OnePlus seemingly specialise in two things. One is producing handsets at a comparable specification to the big name competition at a discount and the other is in creating one form or other of controversy and in polarising opinions. OnePlus’ latest model, the OnePlus 3, has continued in the same vein. The OnePlus 3 has a retail price of just under $400 and for the money, customers benefit from a 5.5-inch, 1080p FHD AMOLED display panel, a Qualcomm Snapdragon 820 chipset and 6 GB of RAM with 64 GB of internal storage. The device also comes with a decent pair of cameras, dual SIMs including support for LTE, high speed Wi-Fi, Bluetooth and NFC. Whilst the device specification is impressive for the money, OnePlus’ decision to use a 1080p resolution display rather than a QHD or 1440p display (as we see with most other flagship devices) generated many negative comments. The device was also criticized for how it handles its 6 GB of RAM, with OnePlus appearing to optimise the operating system’s memory management for power efficiency rather than multitasking. The third main criticism is how inaccurate the OnePlus’ AMOLED display panel is when the device launched.

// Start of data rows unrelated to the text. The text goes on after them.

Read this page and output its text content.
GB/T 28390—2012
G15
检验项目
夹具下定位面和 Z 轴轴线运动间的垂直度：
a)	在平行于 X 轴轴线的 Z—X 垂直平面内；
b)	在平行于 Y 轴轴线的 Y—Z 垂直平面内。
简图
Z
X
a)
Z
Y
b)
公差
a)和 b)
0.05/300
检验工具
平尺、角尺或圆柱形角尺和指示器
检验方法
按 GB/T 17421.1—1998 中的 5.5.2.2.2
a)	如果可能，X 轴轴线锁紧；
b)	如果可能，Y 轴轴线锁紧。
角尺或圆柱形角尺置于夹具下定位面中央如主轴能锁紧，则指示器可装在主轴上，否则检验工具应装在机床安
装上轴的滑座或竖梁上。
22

When considering these points of discussion, two things spring to mind. One is that the OnePlus is an Android-based device, as Oxygen OS is based on the Android platform. This means that the software may be adjusted and tweaked to suit customer preferences. The second is that arguably some customers do not believe they should need to customize the software on the device. With regard to the screen color calibration, some users are simply not bothered that a device appears to be bluer or yellower than another when comparing the white, and indeed it’s often only an issue when two devices are put side by side. Nevertheless, after AnandTech’s scathing remarks about the OnePlus 3’s colour accuracy, the company promised that they would fix the color calibration with a software update. This update is arriving soon but has been previewed by AnandTech and the results show a significant improvement. OnePlus enabled a sRGB display mode, which customers will find in Developer Settings, which is now close to a considered industry perfect color calibration.
It’s reassuring that OnePlus have listened to feedback and implemented a fix to the color calibration of the device; OnePlus’ Oxygen OS adopts an “Android plus” approach, this being that the interface is very similar to stock Android but with the addition of many new features. The jury is still out as to how quickly OnePlus can keep their third flagship model up to date with updates to Android, but early results are encouraging.